On that post, further up, was where someone suggested "daemon" and "patronus" saying that the only person you're appropriating with "daemon" is Pullman and only Harry Potter with "patronus." However, as I said in my original post, daemon and patronus DO also have cultural meaning. A daemon is a Greek nature spirit. Pullman was certainly not the first to use this term. So you could easily be offending a Hellenist or other followers of Greek religion. And patronus does make more sense in the Harry Potter definition, but the word means "patron" in Roman culture which is where I think Rowling probably got the idea to use that word for a spirit who protects someone. Several of the words she uses in the books for magic spells are actual words, so I wouldn't be surprised if she chose patronus knowing its Roman origin.
Anyway, point being, some people are taking this "racism" thing pretty far when they seek to replace their "offensive" terms with thing that have even more direct history. I do believe that spirit animals are a concept that spans several cultures, whereas these other terms definitely only stem from one.
If you're going to call something racist, at least look up the things you want to start saying instead.

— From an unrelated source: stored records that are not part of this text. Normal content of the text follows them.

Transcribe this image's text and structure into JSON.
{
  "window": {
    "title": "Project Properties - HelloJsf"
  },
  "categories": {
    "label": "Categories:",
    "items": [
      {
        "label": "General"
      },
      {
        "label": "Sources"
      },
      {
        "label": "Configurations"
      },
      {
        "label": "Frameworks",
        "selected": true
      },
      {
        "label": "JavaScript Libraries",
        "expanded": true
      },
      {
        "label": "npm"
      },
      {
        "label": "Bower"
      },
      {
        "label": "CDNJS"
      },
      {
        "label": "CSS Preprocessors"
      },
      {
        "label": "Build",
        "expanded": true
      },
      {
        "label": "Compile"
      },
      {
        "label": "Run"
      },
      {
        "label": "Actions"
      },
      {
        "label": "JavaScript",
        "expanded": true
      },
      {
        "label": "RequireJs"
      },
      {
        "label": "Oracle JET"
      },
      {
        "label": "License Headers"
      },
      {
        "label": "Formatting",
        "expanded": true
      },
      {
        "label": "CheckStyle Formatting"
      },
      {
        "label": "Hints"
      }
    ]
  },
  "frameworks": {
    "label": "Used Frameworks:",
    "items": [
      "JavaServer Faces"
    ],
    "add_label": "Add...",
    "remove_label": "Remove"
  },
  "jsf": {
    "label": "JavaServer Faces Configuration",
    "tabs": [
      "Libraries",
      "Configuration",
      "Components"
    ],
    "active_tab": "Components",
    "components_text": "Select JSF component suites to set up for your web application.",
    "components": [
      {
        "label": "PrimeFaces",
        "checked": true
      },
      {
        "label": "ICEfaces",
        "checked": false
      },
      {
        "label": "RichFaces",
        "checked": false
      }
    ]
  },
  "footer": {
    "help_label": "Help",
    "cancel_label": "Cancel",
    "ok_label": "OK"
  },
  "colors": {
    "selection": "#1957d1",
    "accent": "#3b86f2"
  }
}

Further edit! I have received a reply on tumblr from a Native American, saying theirs is the culture being appropriated because that is where said terms originated, and as outsiders, we cannot know what spirit animals are about, etc. and we can't use them. Furthermore, I was also being offensive by asking pagans their opinion on this, because they are not pagans' concepts to have opinions on. I explained in the post, as you can see above, that I addressed pagans just because I know pagans use similar concepts, so I was hoping to reach an audience that would have an opinion about it that way. But basically, I'm an eclectic practitioner. Everything I do is probably deemed offensive by someone, no matter how well I look into it and how respectful I am of it--it is racist simply because it's not from my culture. It doesn't matter if a Native American taught me these concepts, or if a Native American wrote the books society reads to learn about these concepts. It doesn't matter what we do, in some cases. And I am still confused about the fact that cultures other than Native Americans do use these concepts. But I've asked the person who wrote to me about that, and I hope to gain some more understanding. Also, I will definitely make it a point to ask my Native American friends about this, now that I know theirs is the culture we're talking about.